Se sabe que en situaciones complicadas la tentación de una salida simplificadora es muy grande. Hoy, esa tentación es la que pretende juntar a todos contra Cristina. Tal como esta estrategia se presenta, no tiene ninguna posibilidad de realizarse. El gobierno carga con problemas, vicios y errores, pero no es una dictadura militar a la que hay que derrotar uniéndonos todos. Esas unanimidades políticas se justifican históricamente cuando hay que deponer a un poder que niega al sistema político en su conjunto. No es lo que ocurre con el actual gobierno.

Yo lo siento por los que se entusiasman con esa posibilidad, pero Macri no se va a juntar con Alfonsín, De Narváez, Carrió, Duhalde, Stolbizer y Solanas. Aunque algunos no lo crean, la unidad política es un complejo dispositivo que reclama afinar intereses e ideas. La ilusión de ‘juntar a todos‘ es de imposible concreción porque los intereses y tradiciones son antagónicos. Ningún dirigente responsable va a aceptar un acuerdo de esa naturaleza, no porque no se le ocurra o no valore los beneficios de esa suma, sino porque sabe o sospecha que ningún ciudadano con dos dedos de frente va a votar una estrategia política que se parece más a un rejunte que a una coalición política con pretensiones de representar una alternativa superadora. En política, hasta el dirigente más improvisado debe saber que hay sumas que restan. Si no lo sabe ya es hora de que lo vaya aprendiendo.
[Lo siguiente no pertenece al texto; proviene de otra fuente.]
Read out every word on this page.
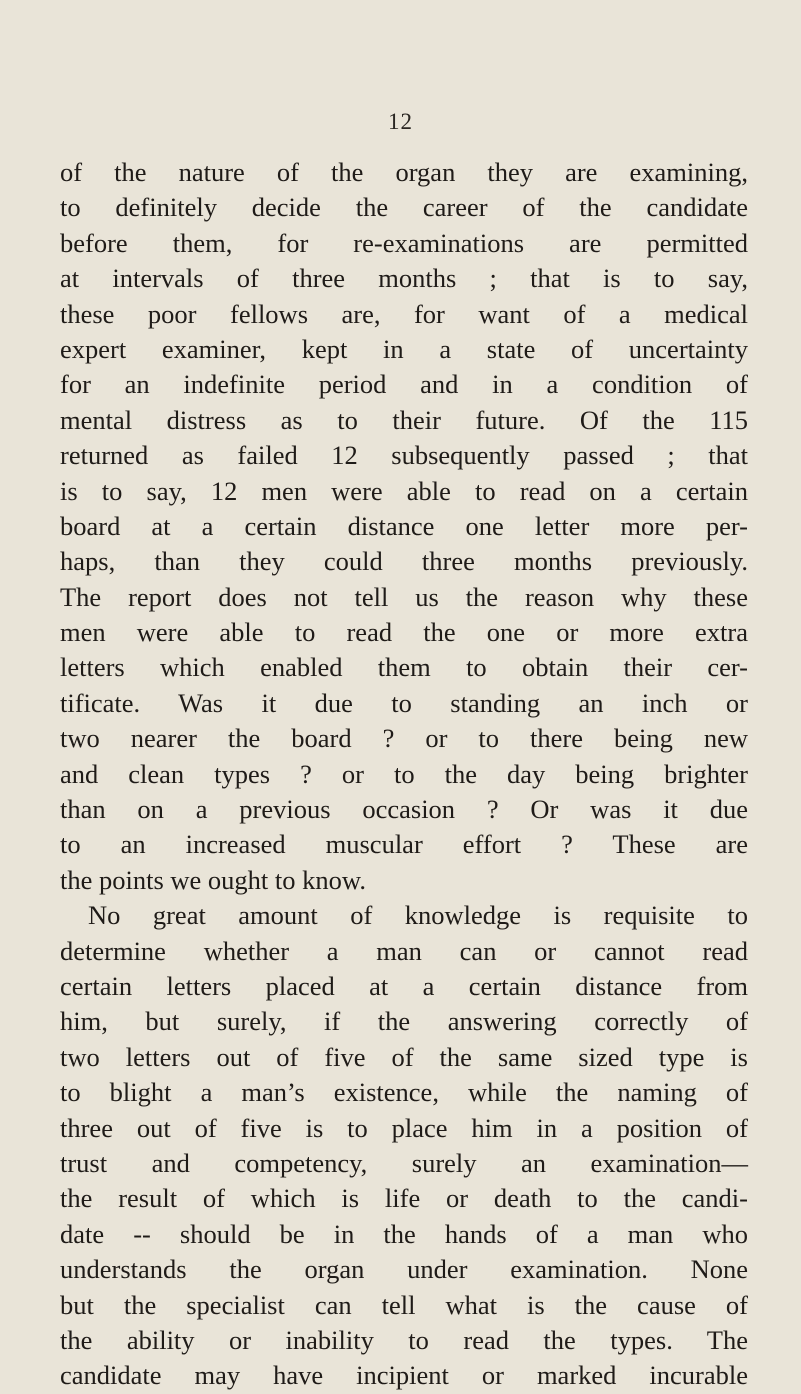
12
of the nature of the organ they are examining,
to definitely decide the career of the candidate
before them, for re-examinations are permitted
at intervals of three months ; that is to say,
these poor fellows are, for want of a medical
expert examiner, kept in a state of uncertainty
for an indefinite period and in a condition of
mental distress as to their future. Of the 115
returned as failed 12 subsequently passed ; that
is to say, 12 men were able to read on a certain
board at a certain distance one letter more per-
haps, than they could three months previously.
The report does not tell us the reason why these
men were able to read the one or more extra
letters which enabled them to obtain their cer-
tificate. Was it due to standing an inch or
two nearer the board ? or to there being new
and clean types ? or to the day being brighter
than on a previous occasion ? Or was it due
to an increased muscular effort ? These are
the points we ought to know.
No great amount of knowledge is requisite to
determine whether a man can or cannot read
certain letters placed at a certain distance from
him, but surely, if the answering correctly of
two letters out of five of the same sized type is
to blight a man’s existence, while the naming of
three out of five is to place him in a position of
trust and competency, surely an examination—
the result of which is life or death to the candi-
date -- should be in the hands of a man who
understands the organ under examination. None
but the specialist can tell what is the cause of
the ability or inability to read the types. The
candidate may have incipient or marked incurable
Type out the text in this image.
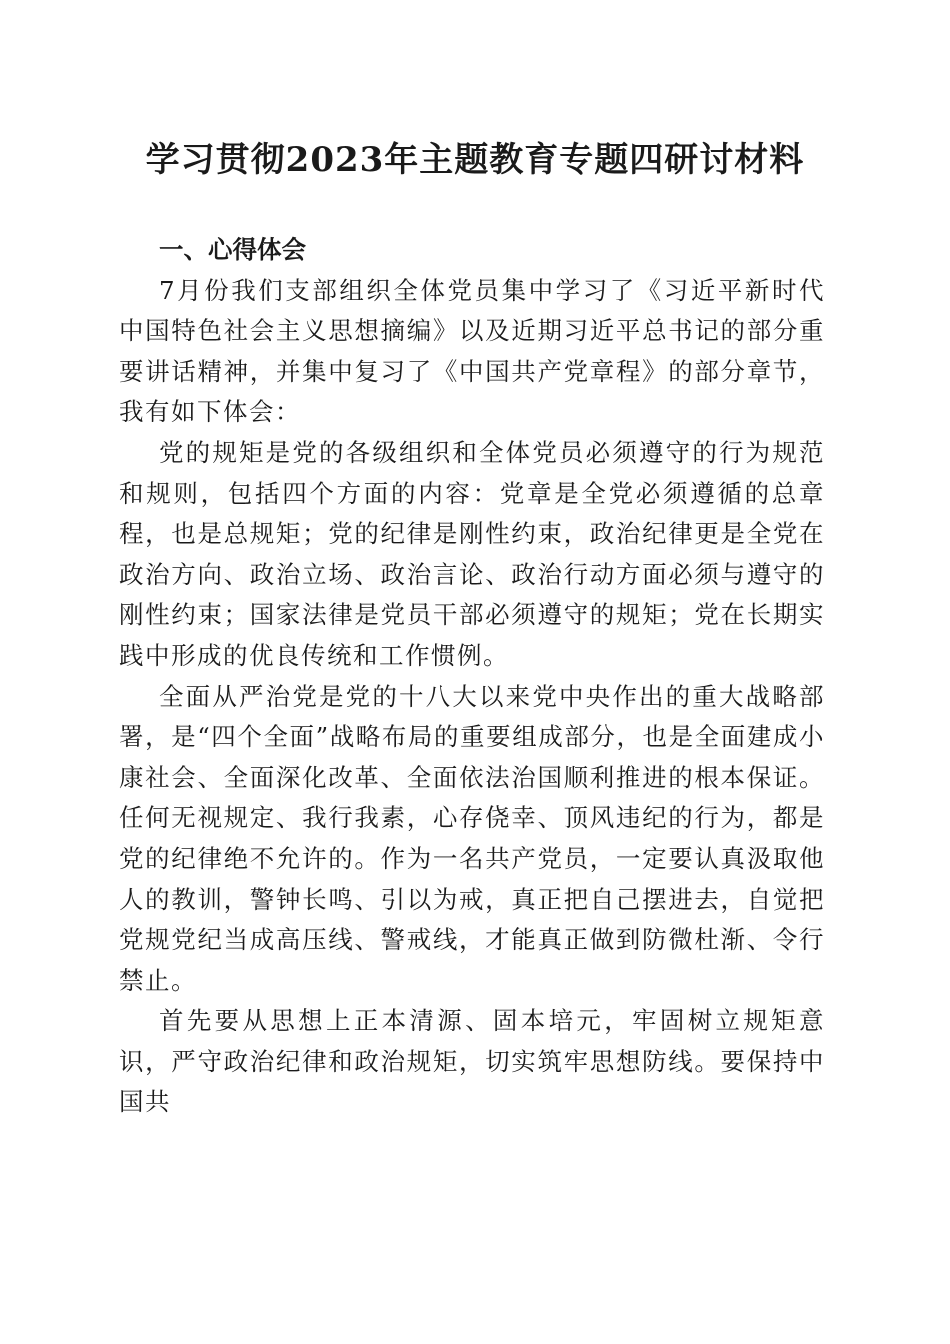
学习贯彻2023年主题教育专题四研讨材料

一、心得体会

7月份我们支部组织全体党员集中学习了《习近平新时代中国特色社会主义思想摘编》以及近期习近平总书记的部分重要讲话精神，并集中复习了《中国共产党章程》的部分章节，我有如下体会：

党的规矩是党的各级组织和全体党员必须遵守的行为规范和规则，包括四个方面的内容：党章是全党必须遵循的总章程，也是总规矩；党的纪律是刚性约束，政治纪律更是全党在政治方向、政治立场、政治言论、政治行动方面必须与遵守的刚性约束；国家法律是党员干部必须遵守的规矩；党在长期实践中形成的优良传统和工作惯例。

全面从严治党是党的十八大以来党中央作出的重大战略部署，是“四个全面”战略布局的重要组成部分，也是全面建成小康社会、全面深化改革、全面依法治国顺利推进的根本保证。任何无视规定、我行我素，心存侥幸、顶风违纪的行为，都是党的纪律绝不允许的。作为一名共产党员，一定要认真汲取他人的教训，警钟长鸣、引以为戒，真正把自己摆进去，自觉把党规党纪当成高压线、警戒线，才能真正做到防微杜渐、令行禁止。

首先要从思想上正本清源、固本培元，牢固树立规矩意识，严守政治纪律和政治规矩，切实筑牢思想防线。要保持中国共
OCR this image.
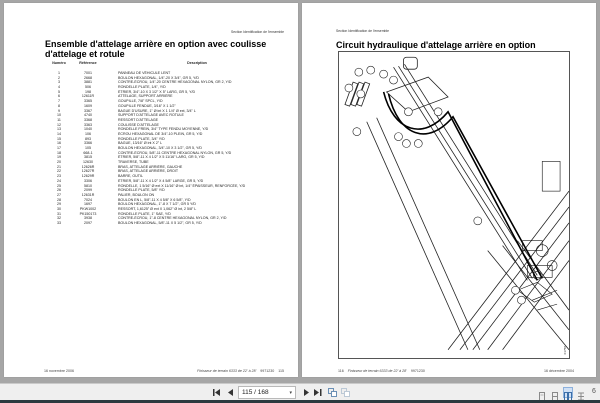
Section Identification de l'ensemble
Ensemble d'attelage arrière en option avec coulisse d'attelage et rotule
Numéro	Référence	Description
1	7001	PANNEAU DE VÉHICULE LENT
2	2668	BOULON HEXAGONAL, 1/4"-20 X 3/4", GR 5, Y/D
3	3881	CONTRE-ÉCROU, 1/4"-20 CENTRE HEXAGONAL NYLON, GR 2, Y/D
4	506	RONDELLE PLATE, 1/4", Y/D
5	198	ÉTRIER, 3/4"-10 X 3 1/2" X 5" LARG, GR 5, Y/D
6	12611R	ATTELAGE, SUPPORT ARRIÈRE
7	3365	GOUPILLE, 7/8" SPCL, Y/D
8	1609	GOUPILLE FENDUE, 3/16" X 1 1/2"
9	3367	BAGUE D'USURE, 1" Ø int X 1 1/4" Ø ext, 3/4" L
10	4740	SUPPORT D'ATTELAGE AVEC ROTULE
11	3368	RESSORT D'ATTELAGE
12	3363	COULISSE D'ATTELAGE
13	1040	RONDELLE FREIN, 3/4" TYPE FENDU MOYENNE, Y/D
14	106	ÉCROU HEXAGONAL DE 3/4"-10 PLEIN, GR 5, Y/D
15	893	RONDELLE PLATE, 3/4" Y/D
16	3366	BAGUE, 13/16" Ø int X 2" L
17	105	BOULON HEXAGONAL, 3/4"-10 X 3 1/2", GR 5, Y/D
18	668-1	CONTRE-ÉCROU, 5/8"-11 CENTRE HEXAGONAL NYLON, GR 5, Y/D
19	3815	ÉTRIER, 5/8"-11 X 4 1/2" X 5 11/16" LARG, GR 5, Y/D
20	12630	TRAVERSE, TUBE
21	12626R	BRAS, ATTELAGE ARRIÈRE, GAUCHE
22	12627R	BRAS, ATTELAGE ARRIÈRE, DROIT
23	12629R	BARRE, OUTIL
24	3306	ÉTRIER, 5/8"-11 X 4 1/2" X 4 5/8" LARGE, GR 5, Y/D
25	5810	RONDELLE, 1 5/16" Ø ext X 11/16" Ø int, 1/4" ÉPAISSEUR, RENFORCÉE, Y/D
26	2099	RONDELLE PLATE, 5/8" Y/D
27	12631R	PALIER, BOULON ON
28	7024	BOULON EN L, 5/8"-11 X 4 5/8" X 6 5/8", Y/D
29	1697	BOULON HEXAGONAL, 1"-8 X 7 1/2", GR 5 Y/D
30	PKW1002	RESSORT, 1,6125" Ø ext X 1,062" Ø int, 2 5/8" L
31	PK150173	RONDELLE PLATE, 1" SAE, Y/D
32	3938	CONTRE-ÉCROU, 1"-8 CENTRE HEXAGONAL NYLON, GR 2, Y/D
33	2097	BOULON HEXAGONAL, 5/8"-11 X 5 1/2", GR 5, Y/D
16 novembre 2006	Finisseur de terrain 6333 de 22' à 28' 9971230 115
Section Identification de l'ensemble
Circuit hydraulique d'attelage arrière en option
01758
116 Finisseur de terrain 6333 de 22' à 28' 9971230	16 décembre 2004
115 / 168	▾	6
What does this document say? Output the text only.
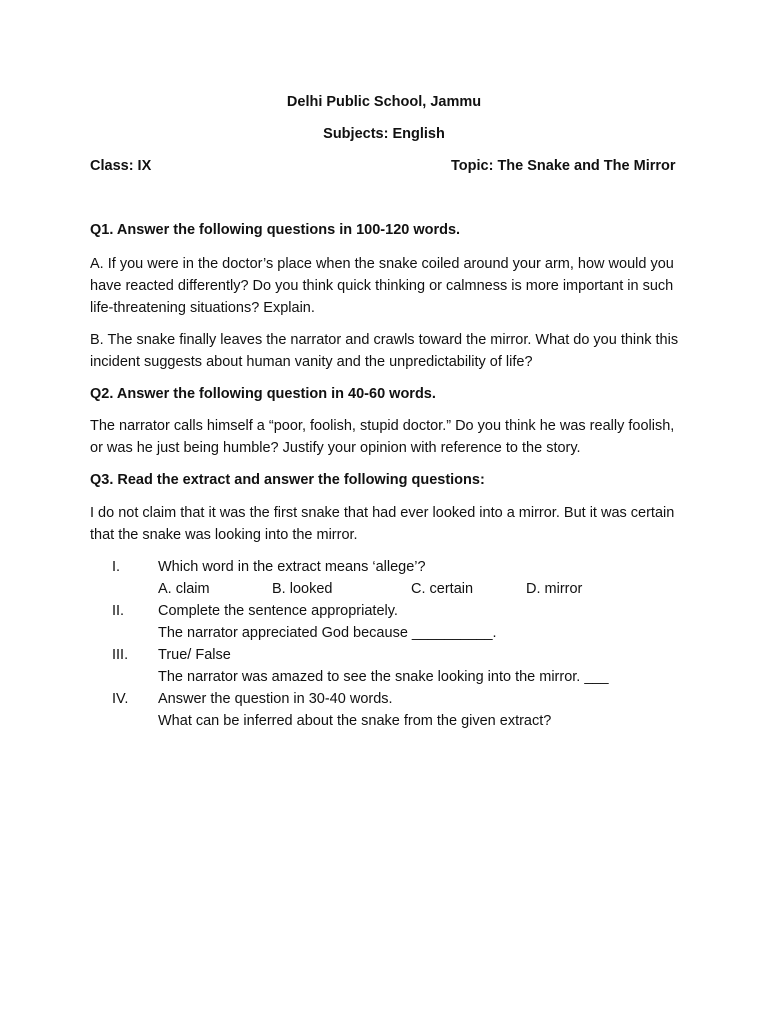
Delhi Public School, Jammu
Subjects: English
Class: IX	Topic: The Snake and The Mirror
Q1. Answer the following questions in 100-120 words.
A. If you were in the doctor’s place when the snake coiled around your arm, how would you have reacted differently? Do you think quick thinking or calmness is more important in such life-threatening situations? Explain.
B. The snake finally leaves the narrator and crawls toward the mirror. What do you think this incident suggests about human vanity and the unpredictability of life?
Q2. Answer the following question in 40-60 words.
The narrator calls himself a “poor, foolish, stupid doctor.” Do you think he was really foolish, or was he just being humble? Justify your opinion with reference to the story.
Q3. Read the extract and answer the following questions:
I do not claim that it was the first snake that had ever looked into a mirror. But it was certain that the snake was looking into the mirror.
I.	Which word in the extract means ‘allege’?
A. claim	B. looked	C. certain	D. mirror
II. Complete the sentence appropriately.
The narrator appreciated God because __________.
III. True/ False
The narrator was amazed to see the snake looking into the mirror. ___
IV. Answer the question in 30-40 words.
What can be inferred about the snake from the given extract?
Según los sociólogos, la política nacional en los últimos tiempos se ha expresado en un esquema de tres tercios. Algunos de esos tercios suele ser más fuerte que los otros, pero la polarización entre dos posiciones hace rato que no se da en nuestro sistema. Es verdad que la política admite y alienta la flexibilización, las maniobras, las aperturas audaces, pero hasta un límite. El agua con el aceite no se juntan y en política cada vez que se intentó hacer algo parecido, el resultado fue el fracaso porque a los votantes, salvo en situaciones extremas, no les gustan los híbridos.

Los partidos opositores, si quieren merecer ese nombre, deben ser leales a sus tradiciones y a las bases sociales que pretenden representar. Los dirigentes no deben ignorar que a una victoria electoral hay que merecerla y que nadie en la vida se saca la camisa vieja que tiene si no posee la certeza de que dispone a mano de una camisa mejor. Esa camisa mejor, los dirigentes de la oposición aún no la han mostrado y, tal como se presentan los hechos, algunos de ellos no la han mostrado porque no la tienen, porque la que tienen está en peores condiciones que la que critican o porque, sencillamente, no tienen la menor idea de qué se trata.